Felicidad redux
Coherente y abrasivo como siempre, Todd Solondz vuelve a cargar las tintas sobre sus tópicos en un film que podría considerarse sucesor de Felicidad con el mismo racimo de personajes variopintos (los mismos personajes interpretados por otros actores como parte de un discurso meta lingüístico) que vuelven al derrotero de la disfuncionalidad; la doble moral y todas aquellas grietas que derrumban el sueño americano y pisotean la idiosincrasia yanqui, con guiños continuos a la incorrección política.
Hay un niño en el ojo de la tormenta, el hijo de Trish (Allison Janney) a punto de volverse a casar, en este caso con Harvey (Michael Lerner), para intentar que sus dos hijos aprendan a convivir con un padre un tanto más normal que el pedófilo Bill. Sin embargo, el niño vive atormentado por sus planteos acerca del olvido, la culpa y el perdón, con fuertes referencias religiosas de por medio y con el escape hacia lo onírico para salir de la densidad y el cinismo que atraviesa la trama de La vida en tiempos difíciles.

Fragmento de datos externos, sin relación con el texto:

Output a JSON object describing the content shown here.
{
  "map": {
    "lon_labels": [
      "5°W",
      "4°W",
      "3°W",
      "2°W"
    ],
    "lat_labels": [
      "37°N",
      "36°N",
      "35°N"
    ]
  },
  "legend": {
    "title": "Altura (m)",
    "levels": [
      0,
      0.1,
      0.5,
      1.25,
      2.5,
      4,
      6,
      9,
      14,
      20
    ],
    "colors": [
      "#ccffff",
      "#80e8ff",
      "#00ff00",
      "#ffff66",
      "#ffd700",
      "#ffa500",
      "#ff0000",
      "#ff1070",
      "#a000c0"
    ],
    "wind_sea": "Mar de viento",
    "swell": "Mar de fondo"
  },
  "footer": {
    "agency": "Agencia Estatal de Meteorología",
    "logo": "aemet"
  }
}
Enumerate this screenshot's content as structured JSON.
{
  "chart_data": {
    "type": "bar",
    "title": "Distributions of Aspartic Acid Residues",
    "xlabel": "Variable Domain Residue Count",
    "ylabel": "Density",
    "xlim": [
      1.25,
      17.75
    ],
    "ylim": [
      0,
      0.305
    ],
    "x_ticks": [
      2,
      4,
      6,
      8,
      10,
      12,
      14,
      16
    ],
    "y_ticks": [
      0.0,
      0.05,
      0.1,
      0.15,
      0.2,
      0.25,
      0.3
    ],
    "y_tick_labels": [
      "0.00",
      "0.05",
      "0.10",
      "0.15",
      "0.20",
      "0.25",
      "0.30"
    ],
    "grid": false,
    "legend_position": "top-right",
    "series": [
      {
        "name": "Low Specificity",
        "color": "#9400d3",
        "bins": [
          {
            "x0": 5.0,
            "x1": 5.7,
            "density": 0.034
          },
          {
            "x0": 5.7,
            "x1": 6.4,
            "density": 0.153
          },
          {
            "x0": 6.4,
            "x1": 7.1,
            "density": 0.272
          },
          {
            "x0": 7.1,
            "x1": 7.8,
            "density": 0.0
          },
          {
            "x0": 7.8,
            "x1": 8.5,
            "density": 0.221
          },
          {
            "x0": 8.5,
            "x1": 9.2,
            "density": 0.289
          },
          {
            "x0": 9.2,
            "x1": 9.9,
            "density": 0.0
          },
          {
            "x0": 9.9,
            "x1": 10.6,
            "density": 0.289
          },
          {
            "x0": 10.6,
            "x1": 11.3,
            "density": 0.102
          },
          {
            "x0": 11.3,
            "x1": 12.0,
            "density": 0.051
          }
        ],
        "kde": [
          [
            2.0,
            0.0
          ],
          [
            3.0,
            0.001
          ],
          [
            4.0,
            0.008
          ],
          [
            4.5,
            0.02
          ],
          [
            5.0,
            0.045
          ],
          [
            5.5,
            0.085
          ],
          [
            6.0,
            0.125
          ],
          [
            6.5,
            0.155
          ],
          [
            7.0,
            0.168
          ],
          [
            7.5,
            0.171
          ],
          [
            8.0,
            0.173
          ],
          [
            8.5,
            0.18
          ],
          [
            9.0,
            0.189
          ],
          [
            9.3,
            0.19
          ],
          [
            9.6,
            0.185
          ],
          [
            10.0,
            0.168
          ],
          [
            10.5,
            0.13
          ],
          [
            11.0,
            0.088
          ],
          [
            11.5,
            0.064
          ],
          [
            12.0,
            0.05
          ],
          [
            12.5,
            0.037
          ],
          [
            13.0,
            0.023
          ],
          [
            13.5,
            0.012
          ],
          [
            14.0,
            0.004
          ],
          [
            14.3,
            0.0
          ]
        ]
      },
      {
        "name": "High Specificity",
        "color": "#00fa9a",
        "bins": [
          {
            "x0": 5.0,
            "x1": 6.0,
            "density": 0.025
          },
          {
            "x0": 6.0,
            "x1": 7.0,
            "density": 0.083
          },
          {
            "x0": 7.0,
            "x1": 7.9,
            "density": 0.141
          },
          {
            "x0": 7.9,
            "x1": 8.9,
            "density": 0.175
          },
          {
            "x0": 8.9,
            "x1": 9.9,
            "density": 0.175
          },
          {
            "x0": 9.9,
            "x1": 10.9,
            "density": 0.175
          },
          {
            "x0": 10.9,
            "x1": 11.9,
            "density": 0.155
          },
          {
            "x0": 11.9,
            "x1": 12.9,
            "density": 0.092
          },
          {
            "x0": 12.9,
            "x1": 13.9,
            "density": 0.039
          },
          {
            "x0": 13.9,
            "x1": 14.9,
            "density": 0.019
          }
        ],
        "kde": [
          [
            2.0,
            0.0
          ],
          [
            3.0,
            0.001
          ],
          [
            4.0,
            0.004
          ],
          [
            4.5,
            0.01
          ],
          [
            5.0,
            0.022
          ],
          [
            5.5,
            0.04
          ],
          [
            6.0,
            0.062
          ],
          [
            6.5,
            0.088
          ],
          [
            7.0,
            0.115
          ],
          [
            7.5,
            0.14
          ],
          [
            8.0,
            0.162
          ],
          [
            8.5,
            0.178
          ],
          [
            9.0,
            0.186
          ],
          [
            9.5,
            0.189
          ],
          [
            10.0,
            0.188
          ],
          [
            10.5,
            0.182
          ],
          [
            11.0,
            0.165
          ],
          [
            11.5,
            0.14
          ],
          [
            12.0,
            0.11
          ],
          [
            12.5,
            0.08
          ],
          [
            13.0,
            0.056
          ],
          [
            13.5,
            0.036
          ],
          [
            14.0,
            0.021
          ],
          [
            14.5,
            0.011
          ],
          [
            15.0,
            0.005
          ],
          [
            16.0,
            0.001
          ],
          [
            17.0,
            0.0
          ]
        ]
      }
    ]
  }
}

El otro personaje que se lleva el foco de atención es la presencia-ausencia del padre pedófilo Bill (Ciarán Hinds) en plan de regreso a casa purgada su condena tras las rejas, al que se sumarán otras historias cruzadas como la de Joy (Shirley Henderson), la hermana de Trish ya alejada de su depravado marido Allen (Michael Kenneth Williams) aunque no tanto de su pasado que vuelve a acecharla así como sus viejos fantasmas más temidos de experiencias límites.
Fiel al estilo de viñetas para ordenarse narrativamente con un guión rico en diálogos filosos y humor cáustico pero sin la contundencia de otros trabajos como la propia Felicidad o Palíndromos, aquellos seguidores de este director independiente no se sentirán defraudados en cuanto a lo temático y a ese estilo transgresor.